Dans un petit port peu animé, le soleil chauffe, les mouettes volent, la mer danse, et quatre personnes, regards tournés vers l’horizon, attendent, probablement un bateau, qui les conduira vers l’ailleurs. Après une précise description de ces événements, ils embarquent. L’itinéraire du bateau se trouve rapidement détourné par les garde-côtes, obligeant les passagers (clandestins) à échouer au pied d’un désert. Les personnages se lancent alors dans la traversée de ce monde intermédiaire, entre la vie et la mort, pour fuir et chercher une liberté apparemment perdue.

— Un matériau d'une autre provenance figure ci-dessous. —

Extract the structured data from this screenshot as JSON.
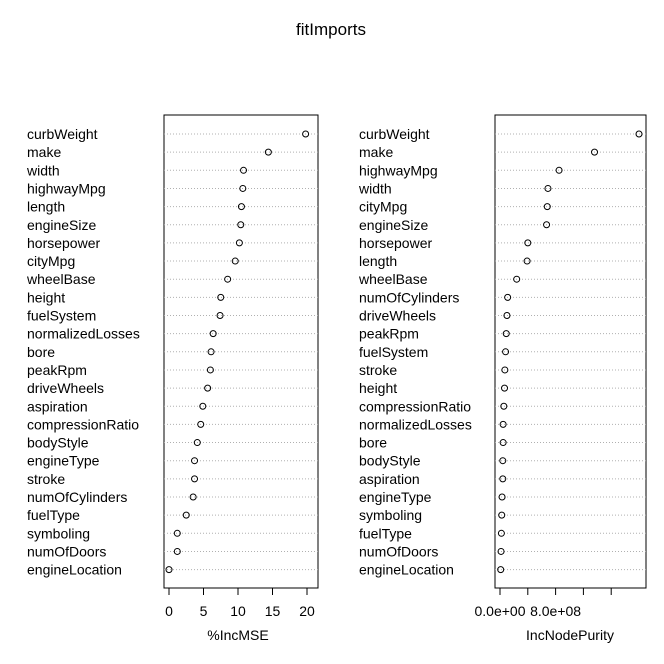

Ce cheminement prend peu à peu la forme d’une quête spirituelle, où survie rime avec communion de l’Homme et de la Nature.

Sharunas Bartas place dès le début un dispositif cinématographique utilisé dans ses précédents films : de longs plans fixes (quasi iconographiques), où les personnages eux-mêmes ne bougent pas, figés dans leurs expressions de manière presque minérale, à l’intérieur de cadres très composés (ce qui ne les empêche pas d’avancer géographiquement et d’évoluer émotionnellement). Cette mise en scène très épurée révèle chez Bartas une passion de la délectation, à contempler les Hommes, les animaux, les paysages, la nature, à filmer les détails, l’infime, à regarder. Il montre des gens qui ne se parlent, ni ne se regardent, mais cette difficulté décuple le moindre moment de communication en intensité. Cette immobilité et ce silence quasi religieux font chanter tous les bruits de la nature, résonner les cris des animaux et les rares moments de paroles murmurées qui semblent se perdre dans l’immensité du désert. Il aime aussi écouter et faire écouter, les mouvements de la mer, l’envol des flamands, le chant du vent.